悲劇の60年代
三党首演説会
安保条約が成立しても、悲劇は終わっていなかった。
1960年10月12日、午後二時、東京の日比谷公会堂(皇居の濠をへだてた公園内)でNHK主催の自民(池田勇人)、社会(浅沼稲次郎)、民社(西尾末広)の三党首による演説会が開かれた。会場は、2500人以上の聴衆者で満員、押すな押すなの、むせ返るような熱気に包まれていた。
大きな体の、眼鏡をかけた浅沼稲次郎が、独特のしゃがれ声で演説を始めると、「共産主義の手先」とヤジが飛び交った。ヤジの嵐は、浅沼が前年(1959年)3月6日、社会党訪中団の団長として北京を訪れた時、「アメリカは日中共同の敵」と発言したと報道され大騒動になったことへの反動であった。
浅沼刺殺事件
浅沼が話し始めた午後三時過ぎ、学生服の上にカーキ色の作業着を羽織った17歳の右翼、山口二矢が演壇舞台の左側から脱兎のごとく飛び出し、白鞘33センチの短刀の柄を両手で自分の腹にあてて持ったまま全身で浅沼に体当たりをし、彼の左脇腹を深々と刺した。
浅沼の巨体がぐらりと揺れた。浅沼は山口を見る。浅沼の眼鏡がずれる。山口がもう一度刺す。浅沼は崩れるように倒れ、即死。NHKのテレビ中継で日本中が暗殺を目撃した。今でもあの衝撃的な映像は目に浮かんでくる。山口はその場で逮捕され、東京少年鑑別所に勾留された。

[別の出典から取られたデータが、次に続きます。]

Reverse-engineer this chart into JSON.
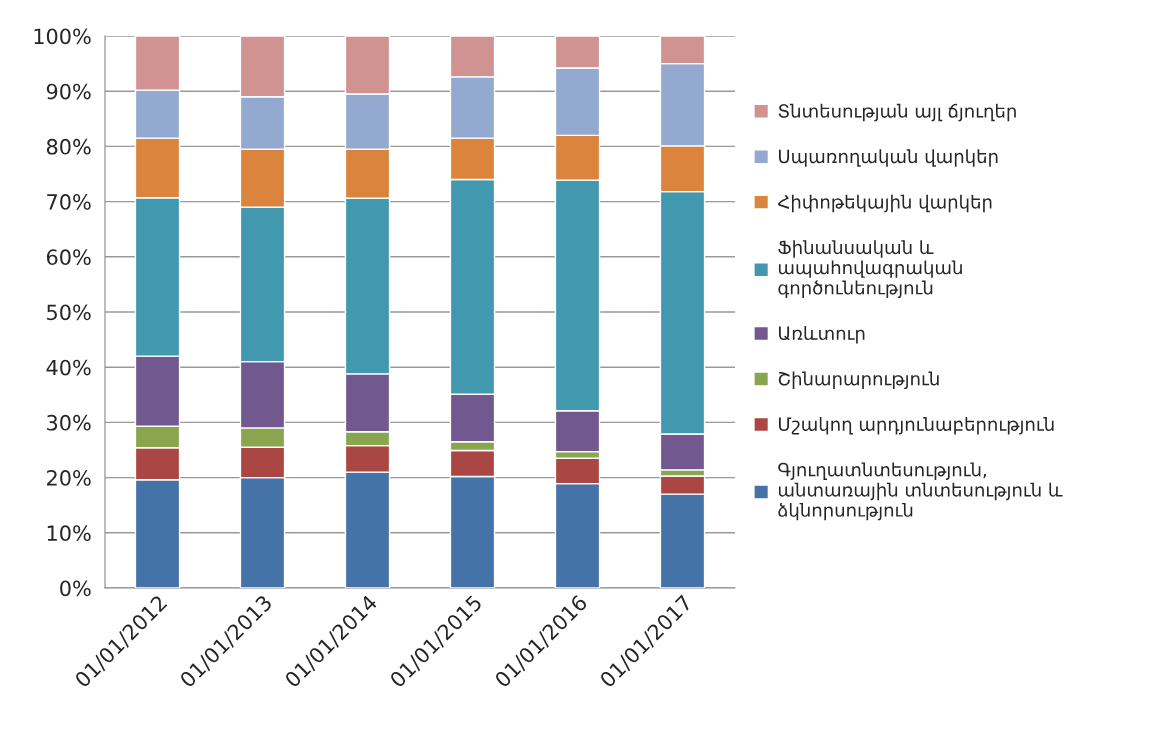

20日後、11月2日、山口は独房内でシーツを破って作ったロープで首吊り自殺をした。
キューバ危機
1961年1月20日、ケネディが米国史上最も若い大統領に就任する。若い世代に替わり、新しい使命惑に駆られた米国民の意気は盛り上がっていた。
だが、米ソ冷戦がさらに険悪な状態になり、ソ連はフロリダ沖のキューバに核ミサイルを持ち込み世界大戦の危機をもたらした。ケネディ大統領は米国民に「アメリカは核戦争の瀬戸際に立たされている」と警告し、全米軍に戦闘態勢につけと命令を下した。ソ連も核兵器の全面戦争に突入する用意をする。
国連安保理で、アメリカに写真で「キューバにミサイルあり」を見せられたソ連は、否定することができずミサイルを引き揚げた。ソ連は、1961年から東ベルリンに厚い鉄筋コンクリートの壁を作り、悲劇を数多く生み出すことになる自滅的な鎖国状態にはまってゆく。